Maybe it’s because in a single-parent post-divorce household of three or more children, the youngest is only as young as the next oldest sibling (four years older in my case). So, at age six, while watching Dawn of the Dead with my brothers I was really 10. And 10, in the early 80’s, is the equivalent of 15 today. Because of all the coddling today. So, I was about 15, which is pretty reasonable.

But I was a sensitive 15/6 year old and so when zombies started chowing on the intestines of a dismembered human in Dawn of the Dead and our dog, Dexter, who was facing me, hot and panting, let out a giant burp in my face, the combination of the heat, the slurping of intestines and the smell of Gainsburgers was all too much for my –rather sensitive– senses. I remember running crying into my mother’s bed, where she’d often let me sleep. From age 6 to about 16.

If it wasn’t horror movie trauma it was metaphysical trauma. For a solid two years between around 8 and 10, I’d lie in bed trying to grasp the meaning of eternity. Not a million years, not a billion, not a billion million trillion…I’d keep going and going and going until my brain would just flip out and I’d run crying back into my mother’s bed.

I wonder now if an adult’s brain simply isn’t able to go there like a child’s brain can.

To truly comprehend infinity… to get to that point, so far down the road endless time that your mind has no choice but to flip, like a pinball machine on ‘tilt’. I don’t think I could do it now. Then again I haven’t tried in about 30 years. Maybe I should try. What else am I going to do sitting here?

(deep breath)

 

 

 

 

 

 

 

 

 

KATE!!!!

Kate doesn’t answer. She’s fallen asleep, goddamn her. If I could…just…get up and…get her phone…

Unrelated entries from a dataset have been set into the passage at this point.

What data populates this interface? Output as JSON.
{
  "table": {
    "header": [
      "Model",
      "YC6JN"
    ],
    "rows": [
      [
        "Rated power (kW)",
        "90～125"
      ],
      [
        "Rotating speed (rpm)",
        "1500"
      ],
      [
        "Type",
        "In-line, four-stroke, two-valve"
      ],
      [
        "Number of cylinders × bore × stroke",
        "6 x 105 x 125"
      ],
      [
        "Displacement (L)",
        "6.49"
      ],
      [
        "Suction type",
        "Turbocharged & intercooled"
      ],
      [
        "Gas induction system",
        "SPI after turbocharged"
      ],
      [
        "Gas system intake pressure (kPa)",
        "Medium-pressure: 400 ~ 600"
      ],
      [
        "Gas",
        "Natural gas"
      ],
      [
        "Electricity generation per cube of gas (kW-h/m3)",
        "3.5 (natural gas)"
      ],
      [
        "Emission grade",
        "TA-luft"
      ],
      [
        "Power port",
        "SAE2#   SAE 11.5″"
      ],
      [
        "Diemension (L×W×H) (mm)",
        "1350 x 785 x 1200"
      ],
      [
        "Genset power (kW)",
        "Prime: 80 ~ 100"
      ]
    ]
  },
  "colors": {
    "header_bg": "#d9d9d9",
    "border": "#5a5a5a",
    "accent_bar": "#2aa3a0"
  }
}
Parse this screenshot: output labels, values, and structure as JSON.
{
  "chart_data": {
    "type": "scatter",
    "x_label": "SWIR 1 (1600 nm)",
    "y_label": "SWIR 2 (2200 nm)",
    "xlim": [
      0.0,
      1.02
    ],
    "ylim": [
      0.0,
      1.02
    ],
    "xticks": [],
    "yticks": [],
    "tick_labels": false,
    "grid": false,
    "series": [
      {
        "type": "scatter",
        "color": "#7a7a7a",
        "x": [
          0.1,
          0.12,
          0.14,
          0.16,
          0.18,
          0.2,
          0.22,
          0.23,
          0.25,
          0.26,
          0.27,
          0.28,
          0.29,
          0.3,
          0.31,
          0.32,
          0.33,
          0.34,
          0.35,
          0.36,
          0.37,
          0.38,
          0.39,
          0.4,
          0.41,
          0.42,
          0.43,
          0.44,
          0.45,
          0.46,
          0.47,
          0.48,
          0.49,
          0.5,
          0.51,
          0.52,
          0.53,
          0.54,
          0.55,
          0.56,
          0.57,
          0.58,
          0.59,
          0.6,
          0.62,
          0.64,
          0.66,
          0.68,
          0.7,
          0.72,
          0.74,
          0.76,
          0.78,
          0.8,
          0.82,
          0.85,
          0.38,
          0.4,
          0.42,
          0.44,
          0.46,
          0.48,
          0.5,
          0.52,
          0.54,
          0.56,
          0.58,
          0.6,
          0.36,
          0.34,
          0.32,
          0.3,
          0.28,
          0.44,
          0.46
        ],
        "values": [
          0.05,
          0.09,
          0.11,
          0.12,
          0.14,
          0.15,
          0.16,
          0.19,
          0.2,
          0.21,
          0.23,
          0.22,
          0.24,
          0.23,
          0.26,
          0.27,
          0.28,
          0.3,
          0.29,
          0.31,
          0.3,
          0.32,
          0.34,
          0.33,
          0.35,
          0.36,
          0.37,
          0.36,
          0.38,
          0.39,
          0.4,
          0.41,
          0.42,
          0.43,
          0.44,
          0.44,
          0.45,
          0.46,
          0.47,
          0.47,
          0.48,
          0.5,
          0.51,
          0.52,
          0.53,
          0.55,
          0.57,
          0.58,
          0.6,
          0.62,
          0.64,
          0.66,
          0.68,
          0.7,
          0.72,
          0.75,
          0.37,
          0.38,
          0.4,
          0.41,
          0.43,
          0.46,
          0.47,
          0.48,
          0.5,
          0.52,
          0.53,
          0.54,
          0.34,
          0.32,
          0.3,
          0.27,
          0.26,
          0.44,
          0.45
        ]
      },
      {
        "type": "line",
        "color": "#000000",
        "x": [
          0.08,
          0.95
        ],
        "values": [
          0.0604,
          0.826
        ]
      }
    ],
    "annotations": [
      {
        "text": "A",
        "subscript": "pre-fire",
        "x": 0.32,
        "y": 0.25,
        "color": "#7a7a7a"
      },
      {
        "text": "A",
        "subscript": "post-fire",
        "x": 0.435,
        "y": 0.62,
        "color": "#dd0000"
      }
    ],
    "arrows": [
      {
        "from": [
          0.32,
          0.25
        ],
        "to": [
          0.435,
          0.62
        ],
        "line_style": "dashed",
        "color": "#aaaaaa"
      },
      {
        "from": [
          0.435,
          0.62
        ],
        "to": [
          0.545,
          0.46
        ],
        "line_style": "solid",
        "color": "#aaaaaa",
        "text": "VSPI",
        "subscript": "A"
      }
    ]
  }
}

But I decide to stay. I take some deep breaths, settle into the Poang, and try to recall some mind-quieting techniques I’ve pooled from the library of self-help books my mother has given me over the years (I have THREE copies of “Wherever You Go, There You Are” and all three are crap) (but not as crap as the THREE copies of “What Color is Your Parachute?” that sit next to them).

But something funny happened while my heart was beating out of my chest and my brain tap-danced into oblivion. Theo fell asleep. He’d even already started his sleep sweats. Maybe it was me. But I did it. I made it.

I gently pick him up, his limp little body draped across my arms. I give him a kiss on the nose, the way daddy wolf gives his pup, and I put him in his tiny bed. I give him another kiss and then walk quietly out of his tiny room that’s right next to his brother’s and directly across from his sister’s, no hallway. Then I go downstairs and I turn the house upside down looking for my phone because like f-ing hell I’m going to go to bed and just lay there thinking about stuff.

 

THE END

(is near…and then we just lie there alone in the dark forever and ever and ever and ever and ever and ever and ever and ever…

Unless we’re reincarnated. In which case I really don’t want to be a hermit crab.)

 

Comments

  1. Quite brilliant!

  2. Hilarious, sad and great.

  3. Just found your blog by accident. I read aloud to my husband, we both cackled You’re wicked smart. I am watching the Pats game but plan to read every blog post starting tomorrow. . You need to get a literary agent, read Save the Cat then write this into a book or play. Seriously! and as a 70s slash 80s kid, you might enjoy watching Mr Mom and Baby Boom.

  4. Ben, these are wonderful! I laughed out loud and can relate. Write a new one soon, please.